La structure même de la ville se bouleverse sans qu'on s'en aperçoive véritablement. On ne va plus dans certaines ruelles dans lesquelles toute activité a disparu ; on oublie même qu'elles ont joué autrefois un rôle dans l'organisme urbain.
Les habitants viennent moins souvent au centre : pour des formalités administratives, pour se faire couper les cheveux, pour faire la fête une fois par an. Désormais, pour travailler, faire les courses ou dormir, ils circulent d'une périphérie à une autre.
Le centre demeure toutefois un lieu de promenade. Il conserve des boulangeries, une ou deux épiceries, quelques petits commerces, un marché. Le visiteur de passage ne se rend pas compte de cette évolution. Le centre devient même de plus en plus pittoresque et plaisant, à mesure que les maisons sont libérées de leur crépis pour révéler leur ancien appareil de briques et que les trottoirs sont élargis afin de supprimer tout partage de la chaussée entre les voitures et les piétons.
Les habitants de longue date, eux, perçoivent cet évidement du centre et le vivent avec fatalité.
Publié par thbz le 06 février 2012
2 commentaire(s)
1. Par Détails (08 février 2012) :
Nombreuses seraient les villes qui se reconnaitraient dans ta description. C'est un phénomène qui touche plus d'une ville sur deux aujourd'hui qu'elle soit en France, en Europe ou dans le monde. Un "standardisme" nouveau? un de plus dans la généalogie de la ville? Probablement et ça fait surement partie de "l'évolution" des villes. Vivre dans une ville comme si on vivait "ailleurs" et à la fois "partout".

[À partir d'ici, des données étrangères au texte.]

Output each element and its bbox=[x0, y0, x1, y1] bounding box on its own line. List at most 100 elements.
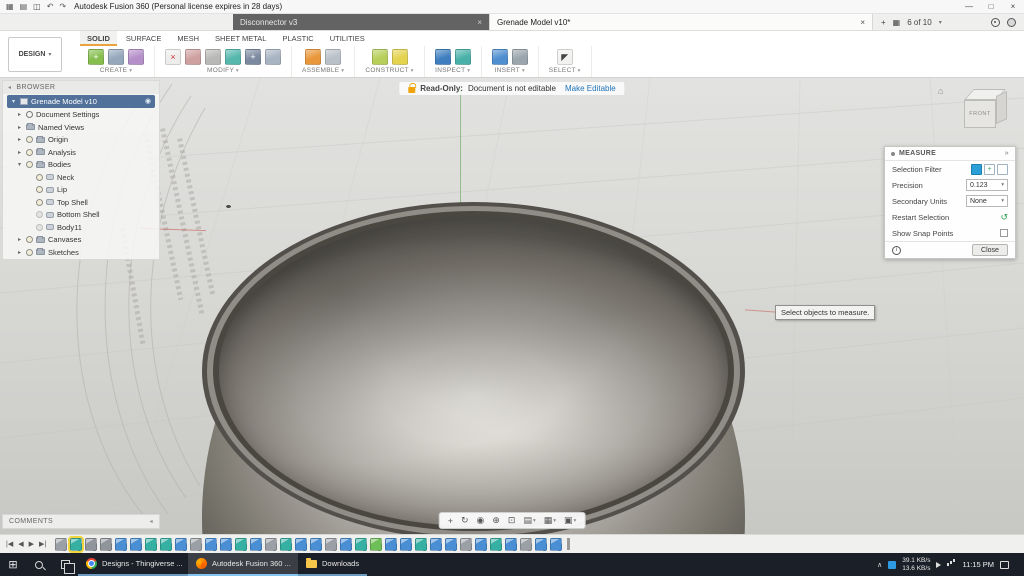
undock-dialog-icon[interactable]: » bbox=[1005, 150, 1009, 157]
collapse-panel-icon[interactable]: ◂ bbox=[150, 518, 153, 525]
ribbon-tab-solid[interactable]: SOLID bbox=[80, 31, 117, 46]
start-button[interactable]: ⊞ bbox=[0, 553, 26, 576]
browser-item-lip[interactable]: Lip bbox=[3, 184, 159, 197]
timeline-feature-icon[interactable] bbox=[460, 538, 472, 551]
browser-item-top-shell[interactable]: Top Shell bbox=[3, 196, 159, 209]
chevron-down-icon[interactable]: ▾ bbox=[939, 19, 942, 26]
task-view-button[interactable] bbox=[52, 553, 78, 576]
timeline-feature-icon[interactable] bbox=[310, 538, 322, 551]
measure-icon[interactable] bbox=[435, 49, 451, 65]
assemble-new-component-icon[interactable] bbox=[305, 49, 321, 65]
go-to-end-button[interactable]: ▶| bbox=[39, 540, 46, 548]
press-pull-icon[interactable] bbox=[185, 49, 201, 65]
select-cursor-icon[interactable]: ◤ bbox=[557, 49, 573, 65]
construct-axis-icon[interactable] bbox=[392, 49, 408, 65]
minimize-button[interactable]: — bbox=[958, 0, 980, 14]
timeline-feature-icon[interactable] bbox=[505, 538, 517, 551]
expand-arrow-icon[interactable]: ▸ bbox=[16, 111, 23, 118]
browser-item-neck[interactable]: Neck bbox=[3, 171, 159, 184]
timeline-feature-icon[interactable] bbox=[400, 538, 412, 551]
app-grid-icon[interactable]: ▦ bbox=[6, 2, 14, 11]
action-center-icon[interactable] bbox=[1000, 561, 1009, 569]
timeline-feature-icon[interactable] bbox=[235, 538, 247, 551]
browser-item-sketches[interactable]: ▸Sketches bbox=[3, 246, 159, 259]
timeline-feature-icon[interactable] bbox=[100, 538, 112, 551]
timeline-feature-icon[interactable] bbox=[535, 538, 547, 551]
maximize-button[interactable]: □ bbox=[980, 0, 1002, 14]
create-form-icon[interactable] bbox=[128, 49, 144, 65]
visibility-bulb-icon[interactable] bbox=[36, 224, 43, 231]
ribbon-group-label[interactable]: CREATE bbox=[100, 67, 133, 74]
go-to-start-button[interactable]: |◀ bbox=[6, 540, 13, 548]
create-sketch-icon[interactable] bbox=[108, 49, 124, 65]
fit-icon[interactable]: ⊡ bbox=[508, 515, 516, 526]
browser-item-analysis[interactable]: ▸Analysis bbox=[3, 146, 159, 159]
timeline-feature-icon[interactable] bbox=[475, 538, 487, 551]
display-settings-icon[interactable]: ▤▾ bbox=[523, 515, 535, 526]
offset-plane-icon[interactable] bbox=[372, 49, 388, 65]
timeline-feature-icon[interactable] bbox=[115, 538, 127, 551]
browser-item-canvases[interactable]: ▸Canvases bbox=[3, 234, 159, 247]
timeline-feature-icon[interactable] bbox=[250, 538, 262, 551]
activate-component-icon[interactable]: ◉ bbox=[145, 97, 151, 105]
pan-icon[interactable]: + bbox=[448, 516, 453, 526]
workspace-selector[interactable]: DESIGN ▾ bbox=[8, 37, 62, 72]
ribbon-tab-sheet-metal[interactable]: SHEET METAL bbox=[208, 31, 273, 46]
delete-icon[interactable]: × bbox=[165, 49, 181, 65]
ribbon-tab-surface[interactable]: SURFACE bbox=[119, 31, 168, 46]
timeline-feature-icon[interactable] bbox=[325, 538, 337, 551]
section-analysis-icon[interactable] bbox=[455, 49, 471, 65]
taskbar-app-fusion[interactable]: Autodesk Fusion 360 ... bbox=[188, 553, 298, 576]
expand-arrow-icon[interactable]: ▾ bbox=[16, 161, 23, 168]
precision-dropdown[interactable]: 0.123 bbox=[966, 179, 1008, 191]
timeline-feature-icon[interactable] bbox=[220, 538, 232, 551]
taskbar-app-downloads[interactable]: Downloads bbox=[298, 553, 367, 576]
timeline-feature-icon[interactable] bbox=[55, 538, 67, 551]
new-tab-button[interactable]: + bbox=[881, 18, 886, 27]
info-icon[interactable]: i bbox=[892, 246, 901, 255]
close-tab-icon[interactable]: × bbox=[477, 18, 482, 27]
profile-icon[interactable] bbox=[1007, 18, 1016, 27]
visibility-bulb-icon[interactable] bbox=[26, 236, 33, 243]
save-icon[interactable]: ◫ bbox=[33, 2, 41, 11]
model-top-shell-rim[interactable] bbox=[202, 202, 745, 534]
dialog-handle-icon[interactable] bbox=[891, 152, 895, 156]
tab-pages-icon[interactable]: ▦ bbox=[893, 18, 901, 27]
expand-arrow-icon[interactable]: ▾ bbox=[10, 98, 17, 105]
timeline-feature-icon[interactable] bbox=[295, 538, 307, 551]
browser-item-bottom-shell[interactable]: Bottom Shell bbox=[3, 209, 159, 222]
zoom-icon[interactable]: ⊕ bbox=[492, 515, 500, 526]
joint-icon[interactable] bbox=[325, 49, 341, 65]
timeline-feature-icon[interactable] bbox=[355, 538, 367, 551]
browser-item-body11[interactable]: Body11 bbox=[3, 221, 159, 234]
expand-arrow-icon[interactable]: ▸ bbox=[16, 136, 23, 143]
undo-icon[interactable]: ↶ bbox=[47, 2, 54, 11]
view-cube[interactable]: ⌂ FRONT bbox=[938, 84, 1016, 142]
insert-canvas-icon[interactable] bbox=[492, 49, 508, 65]
close-dialog-button[interactable]: Close bbox=[972, 244, 1008, 256]
viewport-canvas[interactable]: Read-Only: Document is not editable Make… bbox=[0, 78, 1024, 534]
home-view-icon[interactable]: ⌂ bbox=[938, 86, 943, 96]
timeline-feature-icon[interactable] bbox=[415, 538, 427, 551]
timeline-feature-icon[interactable] bbox=[265, 538, 277, 551]
grid-settings-icon[interactable]: ▦▾ bbox=[544, 515, 556, 526]
comments-panel[interactable]: COMMENTS ◂ bbox=[2, 514, 160, 529]
align-icon[interactable] bbox=[265, 49, 281, 65]
filter-face-icon[interactable] bbox=[997, 164, 1008, 175]
tray-expand-icon[interactable]: ∧ bbox=[877, 561, 882, 569]
timeline-feature-icon[interactable] bbox=[190, 538, 202, 551]
doc-tab-disconnector[interactable]: Disconnector v3 × bbox=[233, 14, 489, 30]
timeline-feature-icon[interactable] bbox=[385, 538, 397, 551]
step-back-button[interactable]: ◀ bbox=[18, 540, 23, 548]
filter-selected-icon[interactable] bbox=[971, 164, 982, 175]
visibility-bulb-icon[interactable] bbox=[26, 136, 33, 143]
expand-arrow-icon[interactable]: ▸ bbox=[16, 149, 23, 156]
taskbar-clock[interactable]: 11:15 PM bbox=[962, 560, 994, 569]
browser-item-named-views[interactable]: ▸Named Views bbox=[3, 121, 159, 134]
show-snap-points-checkbox[interactable] bbox=[1000, 229, 1008, 237]
ribbon-group-label[interactable]: INSERT bbox=[495, 67, 525, 74]
ribbon-tab-utilities[interactable]: UTILITIES bbox=[323, 31, 372, 46]
doc-tab-grenade-model[interactable]: Grenade Model v10* × bbox=[489, 14, 873, 30]
timeline-feature-icon[interactable] bbox=[445, 538, 457, 551]
viewcube-front-face[interactable]: FRONT bbox=[964, 100, 996, 128]
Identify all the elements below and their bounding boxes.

2. Par thbz (08 février 2012) :
Certes, c'est en effet un mouvement de masse qui contribue sans doute à rapprocher l'expérience de la ville à travers les régions et les pays... Je n'ai d'ailleurs pas parlé de l'un des aspects les plus importants du décentrement : toutes les activités qui se font aujourd'hui par téléphone ou Internet au lieu de se rendre sur place. Le bâtiment de l'hôtel de ville, si symbolique du centre-ville autrefois, n'est plus qu'une administration dans laquelle on pénètre rarement.